Springfield City Utilities President/CEO Gary Gibson provided that update on Thursday at a media event where CU was talking about a planned implosion event at the James River Power Station on Saturday where four smokestacks at the decommissioned plant will be demolished.

Gibson said the employee at the Wednesday incident at the southwest plant was hit by falling debris and suffered only minor injuries. He was taken to the hospital and released Wednesday evening.

There was damage to the facility but Gibson said both units never went off-line and are still up-and-running.

“We have teams doing an analysis of what the cause of the incident was and what we can do to prevent something like that from happening again,” Gibson said. “The ignition occurred on what we call the tripper floor in Unit 1. There was damage to the roof of that particular section of the plant and to some of the metal siding on the walls. As the coal combusted and the pressure raised the roof a little bit it knocked some of the siding off the top part of the building. It does not appear there is any structural damage and we already have crews out there looking at the roof to re-enclose that part of the plant.”

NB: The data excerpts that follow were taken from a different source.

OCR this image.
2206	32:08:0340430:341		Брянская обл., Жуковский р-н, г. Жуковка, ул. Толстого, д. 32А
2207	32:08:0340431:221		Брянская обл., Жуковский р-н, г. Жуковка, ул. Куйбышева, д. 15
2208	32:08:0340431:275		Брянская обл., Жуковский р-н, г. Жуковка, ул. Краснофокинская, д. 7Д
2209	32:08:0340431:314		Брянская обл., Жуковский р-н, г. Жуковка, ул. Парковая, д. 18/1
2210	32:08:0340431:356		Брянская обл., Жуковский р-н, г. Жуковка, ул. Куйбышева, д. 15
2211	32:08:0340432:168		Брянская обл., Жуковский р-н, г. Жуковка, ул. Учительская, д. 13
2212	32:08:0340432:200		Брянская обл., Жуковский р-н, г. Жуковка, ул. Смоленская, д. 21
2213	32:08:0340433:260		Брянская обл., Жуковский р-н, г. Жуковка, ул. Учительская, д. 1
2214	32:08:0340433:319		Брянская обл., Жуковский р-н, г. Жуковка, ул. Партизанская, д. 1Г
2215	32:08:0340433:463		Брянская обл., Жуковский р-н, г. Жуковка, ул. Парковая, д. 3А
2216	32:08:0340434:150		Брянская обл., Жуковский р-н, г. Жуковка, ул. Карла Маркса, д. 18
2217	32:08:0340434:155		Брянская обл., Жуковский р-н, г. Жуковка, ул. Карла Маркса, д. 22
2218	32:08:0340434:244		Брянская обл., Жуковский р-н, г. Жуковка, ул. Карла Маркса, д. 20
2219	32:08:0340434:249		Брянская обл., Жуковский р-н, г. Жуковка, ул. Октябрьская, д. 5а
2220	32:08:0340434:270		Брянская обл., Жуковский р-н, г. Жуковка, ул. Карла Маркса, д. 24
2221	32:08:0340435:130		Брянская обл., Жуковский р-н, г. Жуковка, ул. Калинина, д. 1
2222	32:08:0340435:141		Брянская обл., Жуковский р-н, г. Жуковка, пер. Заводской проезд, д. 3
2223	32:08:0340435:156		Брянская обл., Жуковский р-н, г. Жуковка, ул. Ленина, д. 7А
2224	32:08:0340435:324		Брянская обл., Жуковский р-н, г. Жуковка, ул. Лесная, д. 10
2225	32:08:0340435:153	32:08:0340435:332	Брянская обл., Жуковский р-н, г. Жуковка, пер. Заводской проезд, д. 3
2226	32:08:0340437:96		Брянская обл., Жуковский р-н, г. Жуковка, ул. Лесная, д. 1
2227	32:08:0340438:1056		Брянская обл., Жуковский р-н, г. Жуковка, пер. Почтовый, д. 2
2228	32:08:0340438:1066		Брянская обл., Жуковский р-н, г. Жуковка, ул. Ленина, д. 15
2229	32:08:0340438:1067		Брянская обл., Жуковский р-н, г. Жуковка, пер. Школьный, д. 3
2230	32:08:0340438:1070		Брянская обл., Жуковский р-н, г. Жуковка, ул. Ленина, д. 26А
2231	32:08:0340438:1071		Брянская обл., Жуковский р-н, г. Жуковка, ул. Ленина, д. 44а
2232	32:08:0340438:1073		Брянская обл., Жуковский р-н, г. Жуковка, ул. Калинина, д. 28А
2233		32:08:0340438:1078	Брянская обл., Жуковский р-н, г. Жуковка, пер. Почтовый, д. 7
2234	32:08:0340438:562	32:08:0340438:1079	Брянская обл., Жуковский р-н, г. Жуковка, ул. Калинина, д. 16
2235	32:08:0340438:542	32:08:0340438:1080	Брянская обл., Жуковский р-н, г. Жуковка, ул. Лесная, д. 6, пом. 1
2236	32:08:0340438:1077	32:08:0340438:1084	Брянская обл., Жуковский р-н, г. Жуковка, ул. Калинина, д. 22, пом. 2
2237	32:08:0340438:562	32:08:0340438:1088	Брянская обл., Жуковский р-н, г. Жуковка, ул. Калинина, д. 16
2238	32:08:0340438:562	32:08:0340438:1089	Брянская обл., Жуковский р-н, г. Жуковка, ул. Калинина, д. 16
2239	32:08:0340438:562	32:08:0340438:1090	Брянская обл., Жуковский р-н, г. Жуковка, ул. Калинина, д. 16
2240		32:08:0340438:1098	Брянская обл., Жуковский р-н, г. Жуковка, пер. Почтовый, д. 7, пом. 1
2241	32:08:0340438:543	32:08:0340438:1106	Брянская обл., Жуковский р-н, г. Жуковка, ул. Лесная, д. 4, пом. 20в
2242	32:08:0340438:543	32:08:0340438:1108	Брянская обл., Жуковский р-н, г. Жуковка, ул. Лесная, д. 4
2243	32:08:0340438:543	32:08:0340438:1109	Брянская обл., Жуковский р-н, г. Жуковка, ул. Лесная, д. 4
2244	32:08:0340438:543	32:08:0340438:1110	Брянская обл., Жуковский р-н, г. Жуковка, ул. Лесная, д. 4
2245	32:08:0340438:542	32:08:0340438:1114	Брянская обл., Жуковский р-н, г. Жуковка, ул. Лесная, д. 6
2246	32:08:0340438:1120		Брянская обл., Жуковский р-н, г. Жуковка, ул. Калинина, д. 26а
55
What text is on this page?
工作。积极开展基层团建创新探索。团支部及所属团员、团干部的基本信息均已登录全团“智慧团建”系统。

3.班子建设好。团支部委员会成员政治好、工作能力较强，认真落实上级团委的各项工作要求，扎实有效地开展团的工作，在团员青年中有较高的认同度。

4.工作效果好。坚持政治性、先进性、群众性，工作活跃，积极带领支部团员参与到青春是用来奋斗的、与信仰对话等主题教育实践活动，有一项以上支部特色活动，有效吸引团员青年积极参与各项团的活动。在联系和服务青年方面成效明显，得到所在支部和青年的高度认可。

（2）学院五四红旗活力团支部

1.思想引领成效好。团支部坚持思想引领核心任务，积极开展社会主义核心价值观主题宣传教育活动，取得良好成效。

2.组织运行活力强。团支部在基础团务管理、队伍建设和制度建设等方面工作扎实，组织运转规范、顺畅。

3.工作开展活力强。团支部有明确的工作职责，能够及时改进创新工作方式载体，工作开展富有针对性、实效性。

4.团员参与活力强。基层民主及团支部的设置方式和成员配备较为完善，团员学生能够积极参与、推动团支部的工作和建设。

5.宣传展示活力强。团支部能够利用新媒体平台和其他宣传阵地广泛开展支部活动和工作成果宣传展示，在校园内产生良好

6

Gibson said the last similar incident was December 2016 at Unit 2 and that there had been quite a few improvements made including installation of dust collection systems.

“Different types of coal have different characteristics,” Gibson explained. “We use a real high-quality Powder River Basin coal from Wyoming because of the good environmental impacts of that coal. It has a lot less profile from an emission standpoint. But it also is a little more volatile. We have quite a few procedures and quite a bit of equipment to make sure that the coal does not combust anywhere else but the boilers but you have to really keep an eye on it. And sometimes things like that can happen pretty quick.”